Bassist Eric Gould took some time to describe the units of the band that include Charlie Hitchcock on guitar, Darren Pujalet on drums and Steve Molitz on keyboards. Hitchcock joined the lineup last January, replacing former guitar player Dave Simmons who passed away, ironically, Dec. 8, 2000.

That fusion is a mix, often improvised, which blends keys, guitar, drums and bass, created in their Santa Monica and LA-area based recording studios.

"We’re improvisational. We never play the same song, in the same way, twice," says Gould. "We try to make the song different – it’s a mix of both. A lot of times one of us will go off on a tangent, and we play a language through music."

Kneeknocker is an eight-minute sound journey of one continuous ’70s groove, mildly meditative with only instruments; no lyrics.

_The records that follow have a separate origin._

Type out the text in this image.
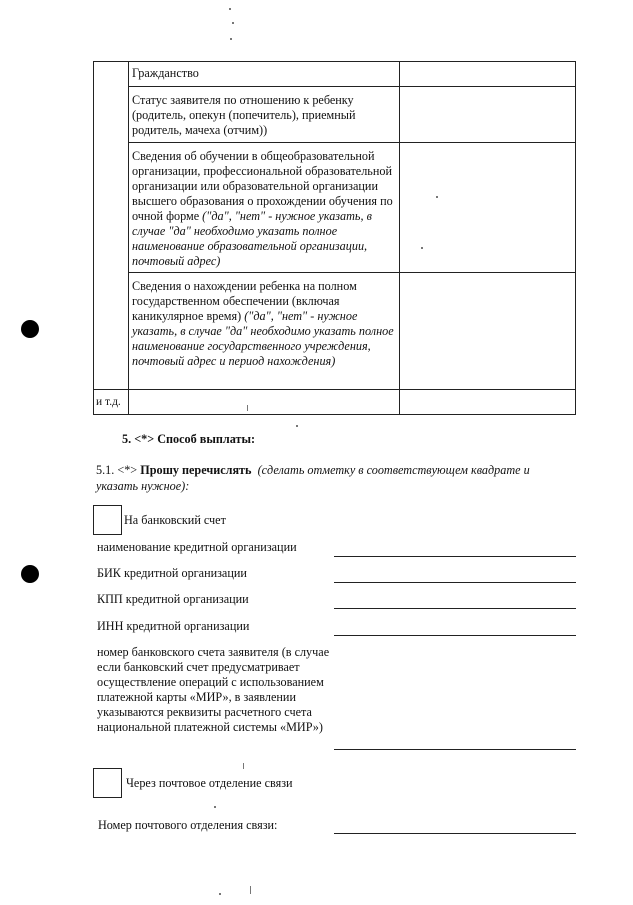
Гражданство
Статус заявителя по отношению к ребенку (родитель, опекун (попечитель), приемный родитель, мачеха (отчим))
Сведения об обучении в общеобразовательной организации, профессиональной образовательной организации или образовательной организации высшего образования о прохождении обучения по очной форме ("да", "нет" - нужное указать, в случае "да" необходимо указать полное наименование образовательной организации, почтовый адрес)
Сведения о нахождении ребенка на полном государственном обеспечении (включая каникулярное время) ("да", "нет" - нужное указать, в случае "да" необходимо указать полное наименование государственного учреждения, почтовый адрес и период нахождения)
и т.д.
5. <*> Способ выплаты:
5.1. <*> Прошу перечислять (сделать отметку в соответствующем квадрате и указать нужное):
На банковский счет
наименование кредитной организации
БИК кредитной организации
КПП кредитной организации
ИНН кредитной организации
номер банковского счета заявителя (в случае если банковский счет предусматривает осуществление операций с использованием платежной карты «МИР», в заявлении указываются реквизиты расчетного счета национальной платежной системы «МИР»)
Через почтовое отделение связи
Номер почтового отделения связи:
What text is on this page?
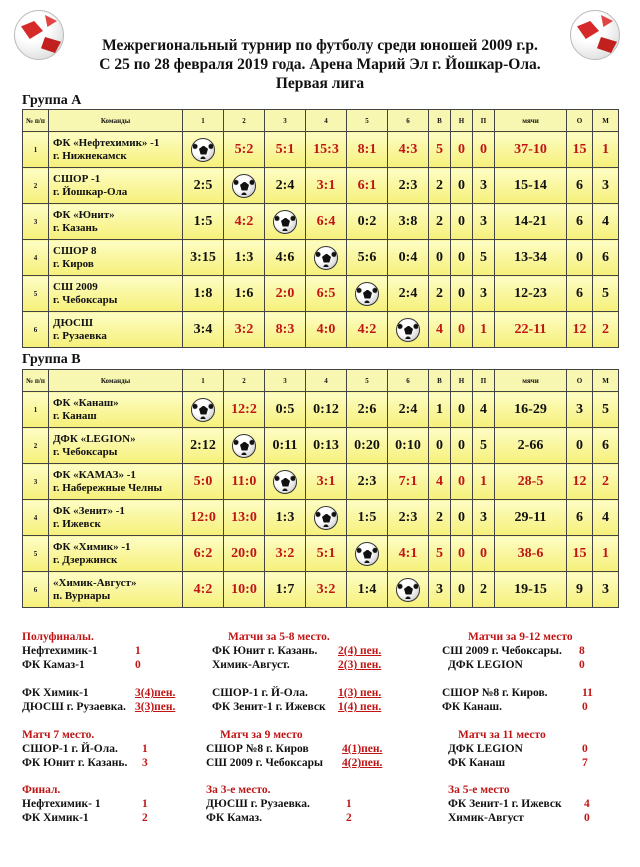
Межрегиональный турнир по футболу среди юношей 2009 г.р.
С 25 по 28 февраля 2019 года. Арена Марий Эл г. Йошкар-Ола.
Первая лига
Группа А
№ п/п	Команды	1	2	3	4	5	6	В	Н	П	мячи	О	М
1	ФК «Нефтехимик» -1
г. Нижнекамск		5:2	5:1	15:3	8:1	4:3	5	0	0	37-10	15	1
2	СШОР -1
г. Йошкар-Ола	2:5		2:4	3:1	6:1	2:3	2	0	3	15-14	6	3
3	ФК «Юнит»
г. Казань	1:5	4:2		6:4	0:2	3:8	2	0	3	14-21	6	4
4	СШОР 8
г. Киров	3:15	1:3	4:6		5:6	0:4	0	0	5	13-34	0	6
5	СШ 2009
г. Чебоксары	1:8	1:6	2:0	6:5		2:4	2	0	3	12-23	6	5
6	ДЮСШ
г. Рузаевка	3:4	3:2	8:3	4:0	4:2		4	0	1	22-11	12	2
Группа В
№ п/п	Команды	1	2	3	4	5	6	В	Н	П	мячи	О	М
1	ФК «Канаш»
г. Канаш		12:2	0:5	0:12	2:6	2:4	1	0	4	16-29	3	5
2	ДФК «LEGION»
г. Чебоксары	2:12		0:11	0:13	0:20	0:10	0	0	5	2-66	0	6
3	ФК «КАМАЗ» -1
г. Набережные Челны	5:0	11:0		3:1	2:3	7:1	4	0	1	28-5	12	2
4	ФК «Зенит» -1
г. Ижевск	12:0	13:0	1:3		1:5	2:3	2	0	3	29-11	6	4
5	ФК «Химик» -1
г. Дзержинск	6:2	20:0	3:2	5:1		4:1	5	0	0	38-6	15	1
6	«Химик-Август»
п. Вурнары	4:2	10:0	1:7	3:2	1:4		3	0	2	19-15	9	3
Полуфиналы.
Нефтехимик-1	1
ФК Камаз-1	0
ФК Химик-1	3(4)пен.
ДЮСШ г. Рузаевка. 3(3)пен.
Матчи за 5-8 место.
ФК Юнит г. Казань.	2(4) пен.
Химик-Август.	2(3) пен.
СШОР-1 г. Й-Ола.	1(3) пен.
ФК Зенит-1 г. Ижевск	1(4) пен.
Матчи за 9-12 место
СШ 2009 г. Чебоксары.	8
ДФК LEGION	0
СШОР №8 г. Киров.	11
ФК Канаш.	0
Матч 7 место.
СШОР-1 г. Й-Ола.	1
ФК Юнит г. Казань.	3
Матч за 9 место
СШОР №8 г. Киров	4(1)пен.
СШ 2009 г. Чебоксары	4(2)пен.
Матч за 11 место
ДФК LEGION	0
ФК Канаш	7
Финал.
Нефтехимик- 1	1
ФК Химик-1	2
За 3-е место.
ДЮСШ г. Рузаевка.	1
ФК Камаз.	2
За 5-е место
ФК Зенит-1 г. Ижевск	4
Химик-Август	0
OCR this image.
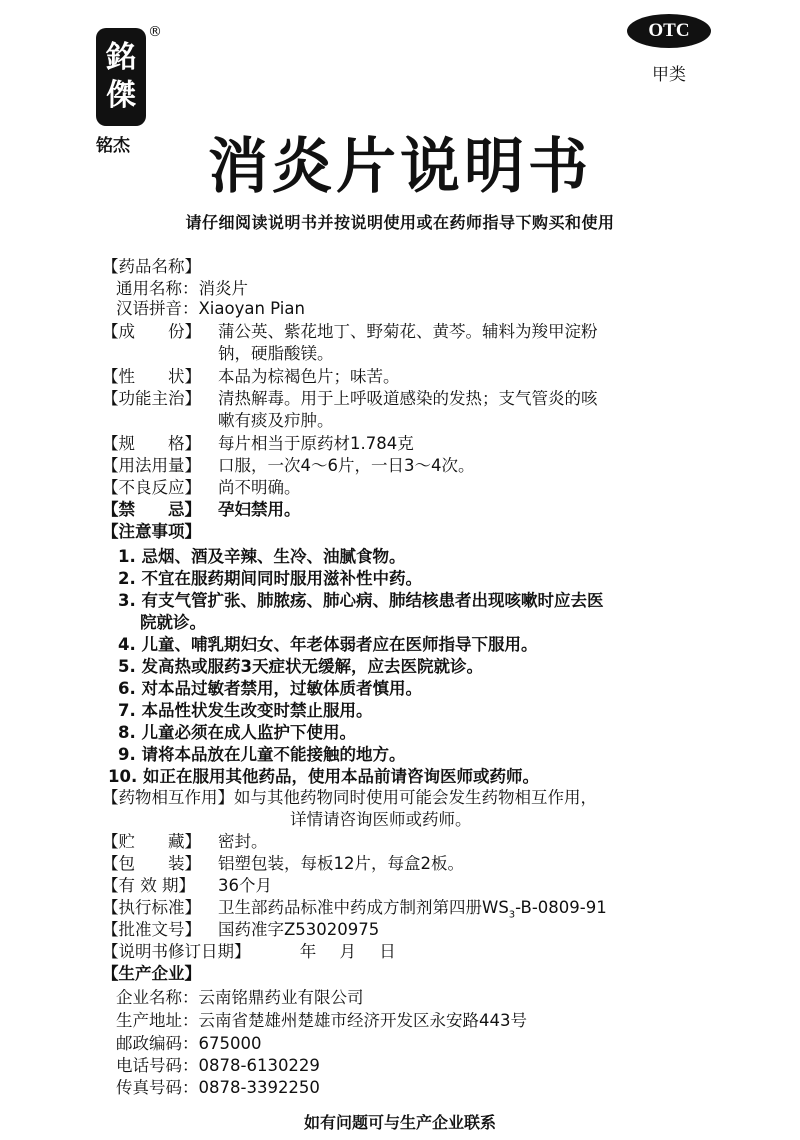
銘
傑
®
铭杰
OTC
甲类
消炎片说明书
请仔细阅读说明书并按说明使用或在药师指导下购买和使用
【药品名称】
通用名称：消炎片
汉语拼音：Xiaoyan Pian
【成　　份】 蒲公英、紫花地丁、野菊花、黄芩。辅料为羧甲淀粉
钠，硬脂酸镁。
【性　　状】 本品为棕褐色片；味苦。
【功能主治】 清热解毒。用于上呼吸道感染的发热；支气管炎的咳
嗽有痰及疖肿。
【规　　格】 每片相当于原药材1.784克
【用法用量】 口服，一次4～6片，一日3～4次。
【不良反应】 尚不明确。
【禁　　忌】 孕妇禁用。
【注意事项】
1. 忌烟、酒及辛辣、生冷、油腻食物。
2. 不宜在服药期间同时服用滋补性中药。
3. 有支气管扩张、肺脓疡、肺心病、肺结核患者出现咳嗽时应去医
院就诊。
4. 儿童、哺乳期妇女、年老体弱者应在医师指导下服用。
5. 发高热或服药3天症状无缓解，应去医院就诊。
6. 对本品过敏者禁用，过敏体质者慎用。
7. 本品性状发生改变时禁止服用。
8. 儿童必须在成人监护下使用。
9. 请将本品放在儿童不能接触的地方。
10. 如正在服用其他药品，使用本品前请咨询医师或药师。
【药物相互作用】如与其他药物同时使用可能会发生药物相互作用，
详情请咨询医师或药师。
【贮　　藏】 密封。
【包　　装】 铝塑包装，每板12片，每盒2板。
【有 效 期】 36个月
【执行标准】 卫生部药品标准中药成方制剂第四册$WS_3-B-0809-91$
【批准文号】 国药准字Z53020975
【说明书修订日期】	年 月 日
【生产企业】
企业名称：云南铭鼎药业有限公司
生产地址：云南省楚雄州楚雄市经济开发区永安路443号
邮政编码：675000
电话号码：0878-6130229
传真号码：0878-3392250
如有问题可与生产企业联系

Additional tracks include idepinga, Road’s a Breeze, and Ed & Molly. Ed & Molly sounds like it could be a sci-fi soundtrack; the repetitive electronic beats conjure up images of outer space.

That spaceship imagery is a prominent visual in the band’s artwork and adds to the persona of Particle. Projectionist Scott MacKinnon uses fractals (computer-generated images in rainbow colours highlighting irregular lines and surfaces) with old film clips as backdrops for each set. Alongside improv lines, he experiments with the mix, depending on the melody being played live.

And while the projectionist adds a dimension to the Particle band, so too has the Internet, in terms of introducing their sound to a wider audience and publicizing gigs.

"There’s so much opportunity now through the Internet," says Gould. "Sites like jambands.com and other bands’ Web sites that list photos (and sound clips of music), all sorts of chat groups talk about the bands and what they think of them, which has given Particle a lot of exposure."

Particle spends a lot of time on the road. Those trips, a way of life in the music industry, are reflected in their song material.

"The song Ed & Molly tells the story of mystery characters, and (the listener) is taken on a journey of storytelling," says Gould. "I feel like each piece of music we create has a beginning, a middle, and an end.